Si Heidegger peut paraître compliqué, c’est qu’il a voulu dire l’indicible, le fondement même des choses et répondre à la question la plus métaphysique qui soit, à savoir « Pourquoi y a-t-il quelque chose plutôt que rien ? ». Alors on peut hausser les épaules en ricanant « trop prise de tête le gars, quoi ! », ou bien on peut être saisi d’un vertige et, courageux, plonger dans sa pensée pour prendre soudain conscience de la profondeur du monde.

Le Dictionnaire Heidegger, publié aux éditions du Cerf permet de tracer un itinéraire dans les « chemins qui ne mènent nulle part » tracés par ce géant de la pensée. On y trouvera un exposé concis et lumineux de ses concepts clés, du dasein à la technique, en passant par le temps (omniprésent dans toute son oeuvre), et la fameuse « question de l’Être », quasi-obsessionnelle. Mais aussi des articles exposant ses rapports avec ses contemporains : Hannah Arendt, qui fut son élève, sa complice intellectuelle et l’amour de sa vie (« notre amour est devenu la bénédiction de ma vie », lui écrira-t-il), son ami René Char qui releva l’aspect fondamentalement poétique de la pensée heideggerienne, mais aussi Ernst Jünger et Maurice Blanchot.

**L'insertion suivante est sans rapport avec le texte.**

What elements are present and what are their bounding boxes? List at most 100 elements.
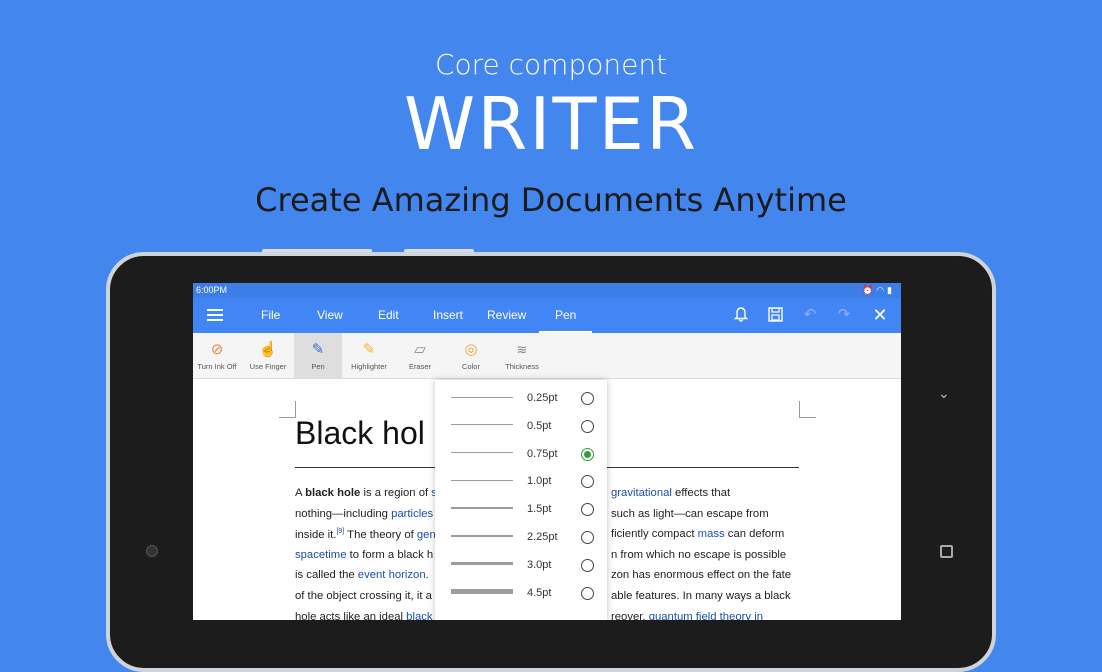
text-run: such as light—can escape from (611, 507, 769, 520)
tab-view[interactable]: View (317, 298, 343, 333)
tool-label: Turn Ink Off (197, 362, 237, 371)
tab-file[interactable]: File (261, 298, 280, 333)
tool-label: Highlighter (351, 362, 387, 371)
thickness-label: 3.0pt (527, 558, 552, 571)
text-run: inside it. (295, 528, 337, 541)
thickness-option[interactable]: 0.5pt (435, 413, 607, 441)
camera (146, 545, 158, 557)
hyperlink[interactable]: gravitational (611, 487, 672, 499)
tool-turn-ink-off[interactable]: ⊘ Turn Ink Off (193, 333, 241, 378)
hyperlink[interactable]: quantum field theory in (649, 611, 763, 620)
radio-button-icon[interactable] (581, 419, 594, 433)
app-screen: 6:00PM ⏰◠▮ File View Edit Insert Review Pen ↶… (193, 283, 901, 620)
thickness-preview-line (451, 424, 513, 426)
paragraph-line: zon has enormous effect on the fate (611, 569, 791, 581)
close-icon[interactable]: ✕ (872, 306, 888, 324)
paragraph-line: ficiently compact mass can deform (611, 528, 784, 540)
tab-review[interactable]: Review (487, 298, 526, 333)
thickness-preview-line (451, 396, 513, 398)
tool-color[interactable]: ◎ Color (447, 333, 495, 378)
pen-ribbon: ⊘ Turn Ink Off ☝ Use Finger ✎ Pen ✎ Highlighter… (193, 333, 901, 379)
thickness-preview-line (451, 507, 513, 510)
tab-edit[interactable]: Edit (378, 298, 399, 333)
thickness-option[interactable]: 1.0pt (435, 468, 607, 496)
tool-label: Use Finger (249, 362, 287, 371)
text-run: zon has enormous effect on the fate (611, 569, 792, 582)
thickness-label: 0.25pt (527, 392, 558, 404)
hero-title: WRITER (404, 82, 698, 166)
text-run: . (425, 569, 429, 582)
paragraph-line: gravitational effects that (611, 487, 730, 499)
tool-thickness[interactable]: ≋ Thickness (498, 333, 546, 378)
thickness-preview-line (451, 479, 513, 481)
bell-icon[interactable] (733, 307, 749, 323)
text-run: A (295, 487, 306, 499)
tab-pen[interactable]: Pen (538, 298, 593, 333)
thickness-option[interactable]: 0.25pt (435, 385, 607, 413)
tool-use-finger[interactable]: ☝ Use Finger (244, 333, 292, 378)
thickness-icon: ≋ (516, 342, 528, 357)
text-run: The theory of (344, 528, 417, 541)
redo-icon[interactable]: ↷ (836, 307, 852, 323)
radio-button-icon[interactable] (581, 475, 594, 489)
text-run: ficiently compact (611, 528, 698, 541)
tool-eraser[interactable]: ▱ Eraser (396, 333, 444, 378)
text-run: hole acts like an ideal (295, 610, 407, 620)
hero-tagline: Create Amazing Documents Anytime (255, 181, 847, 219)
radio-button-icon[interactable] (581, 586, 594, 600)
radio-button-icon[interactable] (581, 392, 594, 405)
tool-pen[interactable]: ✎ Pen (294, 333, 342, 378)
hyperlink[interactable]: event horizon (358, 569, 426, 581)
menu-bar: File View Edit Insert Review Pen ↶ ↷ ✕ (193, 298, 901, 333)
battery-icon: ▮ (887, 285, 895, 295)
hamburger-menu-icon[interactable] (207, 309, 223, 321)
thickness-option[interactable]: 4.5pt (435, 580, 607, 608)
paragraph-line: reover, quantum field theory in (611, 611, 763, 620)
tab-insert[interactable]: Insert (433, 298, 463, 333)
text-run: black hole (305, 487, 361, 499)
hyperlink[interactable]: spacetime (295, 549, 347, 561)
page-corner-mark (279, 401, 296, 418)
page-corner-mark (799, 401, 816, 418)
thickness-label: 0.5pt (527, 419, 552, 432)
thickness-option[interactable]: 2.25pt (435, 524, 607, 552)
text-run: reover, (611, 610, 649, 620)
wifi-icon: ◠ (876, 285, 888, 295)
tool-highlighter[interactable]: ✎ Highlighter (345, 333, 393, 378)
hyperlink[interactable]: mass (698, 528, 725, 540)
thickness-label: 1.5pt (527, 503, 552, 516)
hyperlink[interactable]: particles (391, 508, 433, 520)
alarm-icon: ⏰ (861, 285, 877, 295)
paragraph-line: of the object crossing it, it a (295, 590, 432, 602)
paragraph-line: such as light—can escape from (611, 508, 769, 520)
thickness-option[interactable]: 1.5pt (435, 496, 607, 524)
thickness-label: 0.75pt (527, 447, 558, 460)
radio-button-icon[interactable] (581, 531, 594, 544)
radio-button-icon[interactable] (581, 503, 594, 517)
tool-label: Pen (311, 362, 325, 371)
paragraph-line: is called the event horizon. (295, 569, 429, 581)
hyperlink[interactable]: gen (417, 529, 436, 541)
radio-button-icon[interactable] (581, 447, 594, 461)
text-run: n from which no escape is possible (611, 548, 787, 561)
hero-subtitle: Core component (434, 48, 668, 81)
text-run: nothing—including (295, 507, 392, 520)
text-run: of the object crossing it, it a (295, 590, 432, 602)
text-run: is called the (295, 569, 358, 582)
document-heading: Black hol (295, 415, 425, 451)
hyperlink[interactable]: black (406, 611, 432, 620)
radio-button-icon[interactable] (581, 558, 594, 572)
paragraph-line: inside it.[9] The theory of gen (295, 528, 436, 541)
thickness-label: 4.5pt (527, 586, 552, 599)
highlighter-icon: ✎ (362, 341, 376, 358)
tool-label: Thickness (505, 362, 539, 371)
save-icon[interactable] (767, 307, 783, 323)
paragraph-line: A black hole is a region of s (295, 487, 437, 499)
tool-label: Color (462, 362, 480, 371)
thickness-option[interactable]: 3.0pt (435, 552, 607, 580)
paragraph-line: spacetime to form a black h (295, 549, 433, 561)
text-run: is a region of (360, 487, 432, 499)
thickness-option[interactable]: 0.75pt (435, 441, 607, 469)
finger-icon: ☝ (258, 341, 278, 358)
undo-icon[interactable]: ↶ (802, 307, 818, 323)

À l’entrée « nazisme », on découvrira cette citation de Cézanne : «  Je ne crois pas qu’une crapule puisse avoir du génie », ce qui indique bien l’esprit de l’ouvrage, qui tente de remettre les pendules à l’heure, à propos de l’adhésion supposée d’Heidegger aux idéaux nationaux-socialistes. Et en effet, ce serait se tromper de croire qu’un tel génie puisse avoir participé en âme et conscience à la folie destructrice hitlérienne, même si il a bel et bien eu sa carte au NSDAP en l’an funeste 1933. L’article « silence de Heidegger », expression médiatique qualifiant après guerre l’attitude coupable de celui qui fut le chantre de l’université nazie, permet de nuancer les accusations. Dans une lettre à son ami Jaspers, le philosophe écrit, à propos de la Shoah sa « honte d’y avoir un jour contribué directement et indirectement ». On comprend alors que son silence, après et pendant le nazisme n’était que le signe d’une douleur et l’expression que, dans le non-dit, «  ce qui est gardé sous silence est ce qui est véritablement pris en garde ».
De concepts en événements, d’écrivains en personnages, Heidegger se fait le nœud et l’intersection de traditions philosophiques et historiques différentes, parfois inattendues, comme la rencontre, décrite à l’entrée « Mai 1968 » de Arendt et du jeune Cohn-Bendit : « C’est une vieille putain libérale, mais je l’aime bien », osera dire le jeune effronté !

Amitié, Arendt, Atome, Berlin, Christianisme, Communisme, Consommation, Enfant, Ethique, Europe, Gester, Humour, Japon, Mai 1968, Mort de Dieu, Nazisme, Ordinateur, Parménide, Pensée juive, Poésie, Pudeur, Racisme, Sexualité, Shoah, Technique, Tolstoï, Utilité … En définitive, c’est toute la Modernité, dans son essence à la fois la plus totalitaire et la plus libre, qu’on découvre dans ce dictionnaire de plus de 600 entrées, aussi documenté qu’accessible.

Dictionnaire Martin Heidegger, sous la direction de Philippe Arjakovsky, François Fédier et Hadrien France-Lanord, éditions du Cerf, 2013.